Betadine's active ingredient is povidone-iodine, which makes quick work of several strains of Bacteria viruses, fungi, spores, protozoa, and amoebic cysts, hence why it's used to disinfect skin before surgery and has been shown to offer some anti-inflammatory properties.
Put on your Sunday best
Once the new raspberry is sufficiently cleaned out, you're going to want to keep it wet. There is always debate surrounding whether you should let a wound 'air out,' but the science says you're better off to keep it moist. Not only will this prevent the dreaded crack and bleed of dry scabs, but it also leads to faster healing and less scarring.
To keep the wound wet, you'll need to keep it covered, and the best way to do it is with a gauze dressing. This can be one of the Trauma pads recommended at the top, or a thinner gauze pad if the affected area is no longer leaking.
Regardless of what you use, Pratt recommends you opt for higher quality dressings, which can often mean spending a bit more, but it will ultimately assist in the healing process and prevent complications down the line.
When you're standing in the pharmacy with a standard gauze dressing in one hand and the more expensive non-stick dressing in the other, save yourself the discomfort of peeling the regular gauze pad off a sore scrape when it comes time to change it, go for the non-stick. It's also worth opting for a larger size than you think you will need. Road rash very rarely covers a small area, and it's much easier to cut a dressing down to size than to try and use more than one to cover the single abrasion.
When WorldTour Pros hit the deck, the next day after the team doctors have given them a once over, you will see them covered with tubular netting to hold their gauze dressings in place. This stuff is surprisingly hard to find at the pharmacy or online, especially if you don't know what to search for, but it's called 'spandage'. If you can get your hands on this tubular netting, it's a fantastic addition to your crash kit, because it holds everything in place without adhesive and won’t creep down or loosen throughout the day.
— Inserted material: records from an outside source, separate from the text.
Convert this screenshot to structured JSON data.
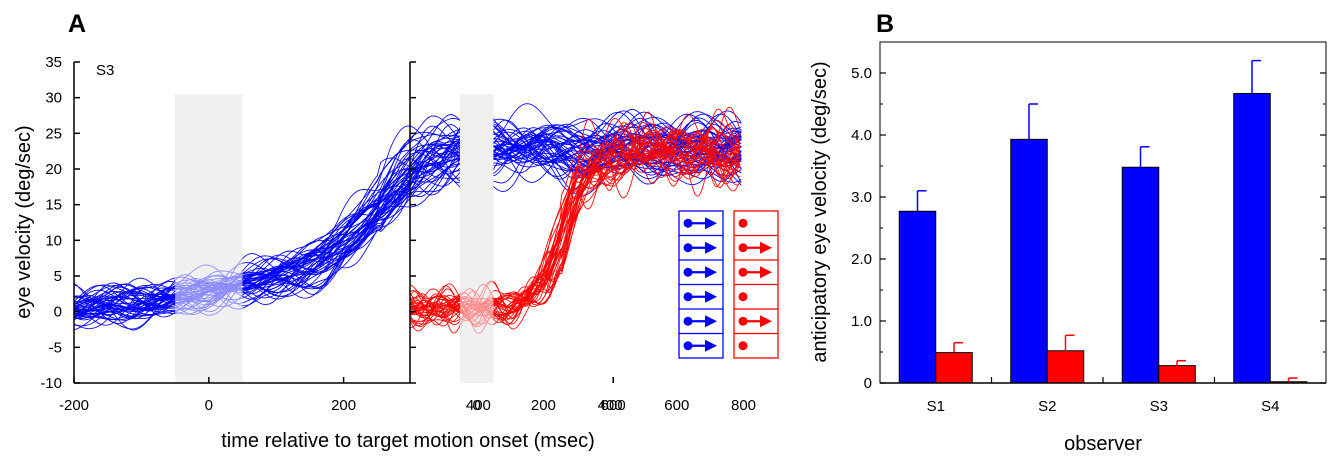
{
  "figure": {
    "panel_a_label": "A",
    "panel_b_label": "B"
  },
  "colors": {
    "predictable": "#0000ff",
    "random": "#ff0000",
    "shade": "#dddddd"
  },
  "chart_data": [
    {
      "type": "line",
      "panel": "A-left",
      "annotation": "S3",
      "ylabel": "eye velocity (deg/sec)",
      "xlabel": "time relative to target motion onset (msec)",
      "xlim": [
        -200,
        800
      ],
      "ylim": [
        -10,
        35
      ],
      "x_ticks": [
        -200,
        0,
        200,
        400,
        600
      ],
      "y_ticks": [
        -10,
        -5,
        0,
        5,
        10,
        15,
        20,
        25,
        30,
        35
      ],
      "shaded_window": {
        "x": [
          -50,
          50
        ],
        "y": [
          -10,
          30.5
        ]
      },
      "trace_color": "#0000ff",
      "n_traces": 50,
      "mean_trace": {
        "x": [
          -200,
          -100,
          -50,
          0,
          50,
          100,
          150,
          200,
          250,
          300,
          350,
          400,
          500,
          600,
          700,
          790
        ],
        "y": [
          0.5,
          1.0,
          2.0,
          3.0,
          4.0,
          5.0,
          6.5,
          10.0,
          15.0,
          20.0,
          22.5,
          23.0,
          23.0,
          23.0,
          22.8,
          23.0
        ]
      },
      "legend_icons": [
        "arrow",
        "arrow",
        "arrow",
        "arrow",
        "arrow",
        "arrow"
      ]
    },
    {
      "type": "line",
      "panel": "A-right",
      "xlim": [
        -200,
        800
      ],
      "ylim": [
        -10,
        35
      ],
      "x_ticks": [
        0,
        200,
        400,
        600,
        800
      ],
      "shaded_window": {
        "x": [
          -50,
          50
        ],
        "y": [
          -10,
          30.5
        ]
      },
      "trace_color": "#ff0000",
      "n_traces": 35,
      "mean_trace": {
        "x": [
          -200,
          -100,
          0,
          100,
          150,
          200,
          250,
          300,
          350,
          400,
          500,
          600,
          700,
          790
        ],
        "y": [
          0.5,
          0.5,
          0.5,
          0.8,
          1.5,
          4.0,
          10.0,
          17.0,
          20.5,
          22.0,
          22.5,
          22.3,
          22.5,
          22.3
        ]
      },
      "legend_icons": [
        "dot",
        "arrow",
        "arrow",
        "dot",
        "arrow",
        "dot"
      ]
    },
    {
      "type": "bar",
      "panel": "B",
      "xlabel": "observer",
      "ylabel": "anticipatory eye velocity (deg/sec)",
      "categories": [
        "S1",
        "S2",
        "S3",
        "S4"
      ],
      "ylim": [
        0,
        5.5
      ],
      "y_ticks": [
        "0",
        "1.0",
        "2.0",
        "3.0",
        "4.0",
        "5.0"
      ],
      "series": [
        {
          "values": [
            2.77,
            3.93,
            3.48,
            4.67
          ],
          "errors": [
            0.33,
            0.57,
            0.33,
            0.53
          ]
        },
        {
          "values": [
            0.49,
            0.52,
            0.28,
            0.02
          ],
          "errors": [
            0.16,
            0.25,
            0.08,
            0.06
          ]
        }
      ]
    }
  ]
}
If you're unable to get your hands on a roll of spandage, Beck recommends just your basic crepe bandage to keep that trauma pad or non-stick dressing in place — for those that live in Australia; a Snake Bite bandage can serve double duty. She also suggests a roll of medical tape to avoid having to faff with the end clips they come with, because as she puts it, "they are terrible."
Beck also says it’s well worth throwing a triangle bandage into your at-home crash kit because they are multi-use and can be applied like a crepe bandage or a sling should your collar bone decide it no longer wants to play ball.
As you're probably going to be a bit sore, Beck suggests keeping some paracetamol or ibuprofen in your crash kit, too. Again, as we stated in the disclaimer above, this is not medical advice. Before you take anything, talk to your doctor.
When you walk down the pharmacy's wound care aisle, there are no shortage of gimmicky products with sticky this or infused that. Some work, many of them don't and because of this both Beck and Pratt say to keep it simple. If you keep your wound clean and change the dressing regularly, it will hurt less every day, and in no time, your body will do its magic.
You'll notice that things like butterfly bandages and super glue have been omitted from this crash kit. The reason being if you have a gash that requires such measures, you're going to be much better off seeking professional medical advice and probably a few stitches.
Beyond what's listed here, taking a first aid course will give a better base of knowledge to apply to tools listed above, along with a host of other life-saving techniques — because you'll never know when you may need it. But even more so, if you have a big crash, no matter what's in your crash kit, err on the side of caution and seek help from a medical professional.